To find the related java classes, export (preferred way to use ant) them as Jar put it in your web app lib.

Then you can use the jar file as normal to run java program. The same jar was also referred in web app (if you put this jar in web app lib)

Similar to what Richard Detsch but with a bit easier to follow (works with packages as well)

Step 1: Unwrap the War file.

jar -xvf MyWar.war

Step 2: move into the directory

cd WEB-INF

Step 3: Run your main with all dependendecies

java -classpath "lib/*:classes/." my.packages.destination.FileToRun

If you're using Maven, just follow the maven-war-plugin documentation about "How do I create a JAR containing the classes in my webapp?": add <attachClasses>true</attachClasses> to the <configuration> of the plugin:

<project>
...
<artifactId>mywebapp</artifactId>
<version>1.0-SNAPSHOT</version>
...
<build>
<plugins>
<plugin>
<artifactId>maven-war-plugin</artifactId>
<version>2.6</version>
<configuration>
<attachClasses>true</attachClasses>
</configuration>
</plugin>
</plugins>
</build>
...
</project>

The you will have 2 products in the target/ folder:

  • The project.war itself
  • The project-classes.jar which contains all the compiled classes in a jar

Then you will be able to execute a main class using classic method: java -cp target/project-classes.jar 'com.mycompany.MainClass' param1 param2

the best way if you use Spring Boot is :

1/ Create a ServletInitializer extends SpringBootServletInitializer Class . With method configure which run your Application Class

2/ Generate always a maven install WAR file

3/ With this artefact you can even :

    . start application from war file with java -jar file.war


. put your war file in your favorite Web App server (like tomcat, ...)

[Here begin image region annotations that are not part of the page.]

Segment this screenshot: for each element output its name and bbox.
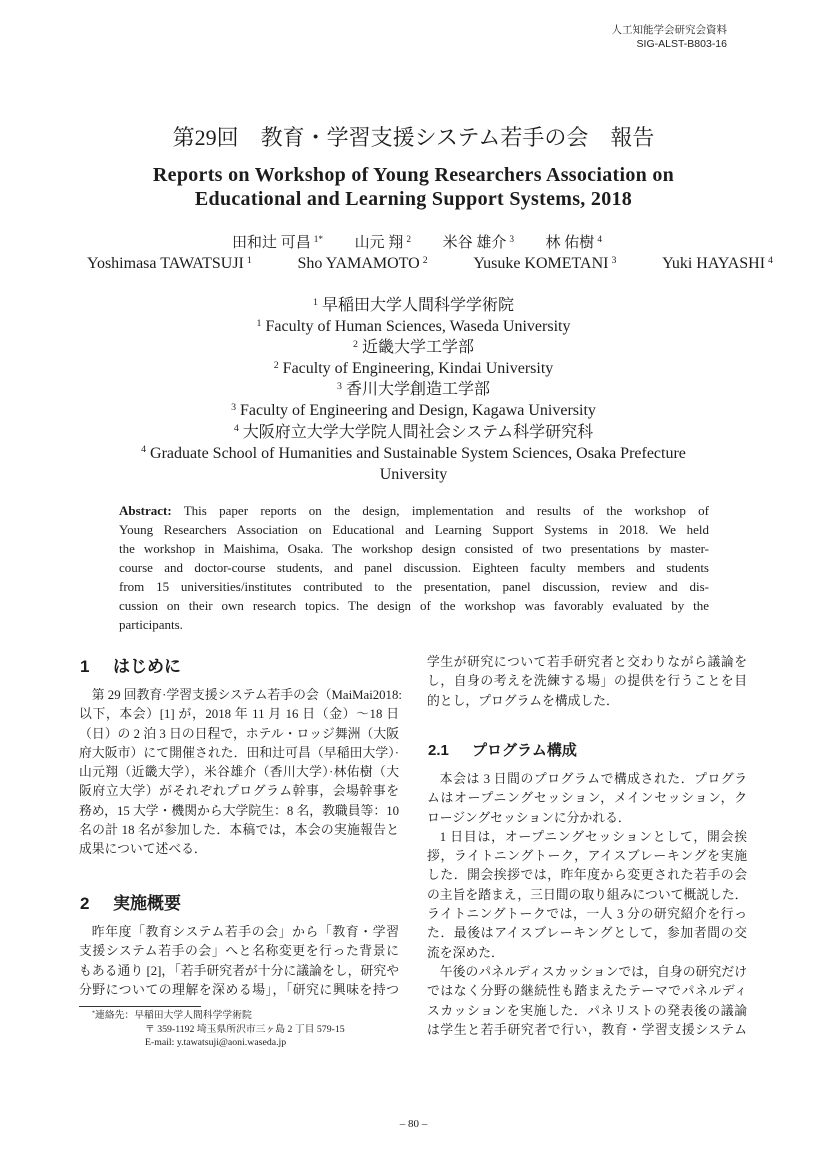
abstract-line: Young Researchers Association on Educational and Learning Support Systems in 2018. We held [119, 522, 709, 537]
author [546, 234, 602, 252]
subsection-title: プログラム構成 [472, 742, 577, 759]
title-japanese: 第29回 教育・学習支援システム若手の会 報告 [172, 125, 655, 150]
author-affiliation-mark: 4 [597, 234, 602, 245]
text-line: 成果について述べる． [79, 842, 207, 857]
author-name: Yoshimasa TAWATSUJI [87, 255, 244, 272]
subsection-heading [428, 741, 577, 761]
affiliation-mark: 2 [273, 359, 279, 371]
text-line: の主旨を踏まえ，三日間の取り組みについて概説した． [427, 887, 748, 902]
author-name: Yuki HAYASHI [662, 255, 766, 272]
affiliations [0, 295, 827, 485]
section-number: 2 [80, 894, 90, 913]
text-line: した．開会挨拶では，昨年度から変更された若手の会 [427, 868, 747, 883]
authors-japanese [232, 234, 602, 252]
author-name: 林 佑樹 [545, 235, 595, 251]
author-affiliation-mark: 2 [406, 234, 412, 245]
abstract-line: course and doctor-course students, and panel discussion. Eighteen faculty members and students [119, 560, 709, 575]
author-name: 田和辻 可昌 [232, 235, 311, 251]
paragraph [427, 770, 747, 828]
author-name: Sho YAMAMOTO [297, 255, 420, 272]
author-affiliation-mark: 1* [313, 234, 324, 245]
affiliation-line [0, 379, 827, 400]
text-line: 府大阪市）にて開催された．田和辻可昌（早稲田大学）· [79, 745, 399, 760]
footnote-mark: * [92, 1010, 96, 1017]
affiliation-mark: 1 [313, 296, 318, 308]
section-title: 実施概要 [113, 894, 181, 913]
affiliation-mark: 4 [141, 444, 147, 456]
title-english-line: Reports on Workshop of Young Researchers Association on [152, 164, 675, 186]
affiliation-line [0, 443, 827, 464]
section-title: はじめに [113, 657, 181, 676]
affiliation-text: 香川大学創造工学部 [345, 381, 490, 399]
affiliation-mark: 4 [233, 423, 239, 435]
text-line: ムはオープニングセッション，メインセッション，ク [427, 791, 747, 806]
author-affiliation-mark: 2 [422, 254, 428, 266]
affiliation-text: 近畿大学工学部 [361, 339, 474, 357]
section-number: 1 [80, 657, 90, 676]
affiliation-line [0, 337, 827, 358]
text-line: し，自身の考えを洗練する場」の提供を行うことを目 [427, 674, 747, 689]
text-line: 分野についての理解を深める場」，「研究に興味を持つ [79, 982, 399, 997]
text-line: もある通り [2]，「若手研究者が十分に議論をし，研究や [79, 963, 399, 978]
text-line: 山元翔（近畿大学），米谷雄介（香川大学）·林佑樹（大 [79, 765, 399, 780]
page-number: – 80 – [399, 1118, 428, 1130]
affiliation-text: 早稲田大学人間科学学術院 [321, 297, 514, 314]
abstract-label: Abstract: [119, 503, 172, 518]
section-heading [80, 656, 181, 678]
affiliation-mark: 3 [337, 380, 342, 392]
author [443, 234, 514, 252]
paragraph [79, 686, 402, 860]
abstract-line [119, 501, 709, 520]
text-line: （日）の 2 泊 3 日の日程で，ホテル・ロッジ舞洲（大阪 [79, 726, 399, 741]
author-affiliation-mark: 4 [768, 254, 773, 266]
abstract-line: the workshop in Maishima, Osaka. The workshop design consisted of two presentations by master- [119, 541, 709, 556]
text-line: 名の計 18 名が参加した．本稿では，本会の実施報告と [79, 823, 399, 838]
abstract-text: This paper reports on the design, implementation and results of the workshop of [183, 503, 709, 518]
text-line: 午後のパネルディスカッションでは，自身の研究だけ [439, 964, 747, 979]
affiliation-text: Faculty of Engineering, Kindai University [282, 360, 554, 378]
paragraph [79, 923, 399, 1000]
author [87, 255, 252, 273]
text-line: た．最後はアイスブレーキングとして，参加者間の交 [427, 926, 747, 941]
text-line: ではなく分野の継続性も踏まえたテーマでパネルディ [427, 984, 747, 999]
text-line: 支援システム若手の会」へと名称変更を行った背景に [79, 944, 399, 959]
footnote [79, 1009, 345, 1050]
subsection-body [427, 770, 747, 1040]
affiliation-mark: 3 [231, 402, 237, 414]
abstract [119, 501, 709, 634]
author-affiliation-mark: 3 [611, 254, 617, 266]
affiliation-line [0, 316, 827, 337]
text-line: 学生が研究について若手研究者と交わりながら議論を [427, 655, 747, 669]
footnote-contact: 連絡先：早稲田大学人間科学学術院 [95, 1010, 252, 1021]
author-name: 米谷 雄介 [442, 235, 507, 251]
author [355, 234, 411, 252]
section-heading [80, 893, 181, 915]
affiliation-line [0, 295, 827, 316]
text-line: 阪府立大学）がそれぞれプログラム幹事，会場幹事を [79, 784, 399, 799]
author-affiliation-mark: 1 [246, 254, 252, 266]
affiliation-text: Faculty of Human Sciences, Waseda University [265, 318, 571, 336]
affiliation-line [0, 400, 827, 421]
text-line: 本会は 3 日間のプログラムで構成された．プログラ [439, 772, 747, 786]
title-english-line: Educational and Learning Support Systems, 2018 [194, 188, 633, 210]
affiliation-line [0, 422, 827, 443]
text-line: 務め，15 大学・機関から大学院生：8 名，教職員等：10 [79, 803, 399, 818]
affiliation-text: Faculty of Engineering and Design, Kagawa University [240, 402, 596, 420]
affiliation-mark: 1 [256, 317, 262, 329]
text-line: 拶，ライトニングトーク，アイスブレーキングを実施 [427, 849, 747, 864]
author [473, 255, 616, 273]
footnote-address: 〒 359-1192 埼玉県所沢市三ヶ島 2 丁目 579-15 [145, 1023, 345, 1035]
text-line: 的とし，プログラムを構成した． [427, 693, 619, 708]
text-line: ロージングセッションに分かれる． [427, 810, 631, 825]
paragraph [427, 828, 747, 963]
abstract-line: from 15 universities/institutes contributed to the presentation, panel discussion, review and dis- [119, 579, 709, 594]
text-line: は学生と若手研究者で行い，教育・学習支援システム [427, 1022, 747, 1037]
running-header [612, 23, 728, 51]
author-name: Yusuke KOMETANI [473, 255, 609, 272]
header-doc-id: SIG-ALST-B803-16 [636, 38, 727, 50]
affiliation-text: University [379, 465, 448, 483]
author-name: 山元 翔 [354, 235, 404, 251]
affiliation-text: 大阪府立大学大学院人間社会システム科学研究科 [242, 423, 594, 441]
header-series: 人工知能学会研究会資料 [611, 24, 727, 36]
abstract-line: cussion on their own research topics. The design of the workshop was favorably evaluated by the [119, 598, 709, 613]
paragraph [427, 963, 747, 1040]
text-line: 以下，本会）[1] が，2018 年 11 月 16 日（金）～18 日 [79, 707, 399, 722]
footnote-email: E-mail: y.tawatsuji@aoni.waseda.jp [145, 1037, 287, 1048]
text-line: スカッションを実施した．パネリストの発表後の議論 [427, 1003, 747, 1018]
text-line: 第 29 回教育·学習支援システム若手の会（MaiMai2018: [91, 688, 402, 702]
affiliation-text: Graduate School of Humanities and Sustainable System Sciences, Osaka Prefecture [150, 444, 686, 462]
affiliation-line [0, 464, 827, 485]
author [232, 234, 323, 252]
title-english [0, 163, 827, 211]
subsection-number: 2.1 [428, 742, 449, 759]
paragraph-continuation [427, 653, 747, 711]
footnote-rule [79, 1006, 201, 1007]
affiliation-line [0, 358, 827, 379]
text-line: 昨年度「教育システム若手の会」から「教育・学習 [91, 925, 399, 939]
author-affiliation-mark: 3 [509, 234, 514, 245]
author [662, 255, 773, 273]
text-line: 1 日目は，オープニングセッションとして，開会挨 [439, 829, 747, 844]
text-line: 流を深めた． [427, 945, 504, 960]
abstract-line: participants. [119, 617, 183, 632]
footnote-line [79, 1009, 345, 1023]
authors-english [87, 255, 773, 273]
text-line: ライトニングトークでは，一人 3 分の研究紹介を行っ [427, 907, 747, 922]
affiliation-mark: 2 [353, 338, 358, 350]
author [297, 255, 427, 273]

As an alternative option, include into the war file, the rest service to trigger the application logic via url. Deploy the war file onto any web/application server you want.

Then you can start your application via any command-line based HTTP client like curl on Linux.

The disadvantage: usually these HTTP clients are different on different OSs. Which is not critical for a lot of cases. Also you can install curl on Windows.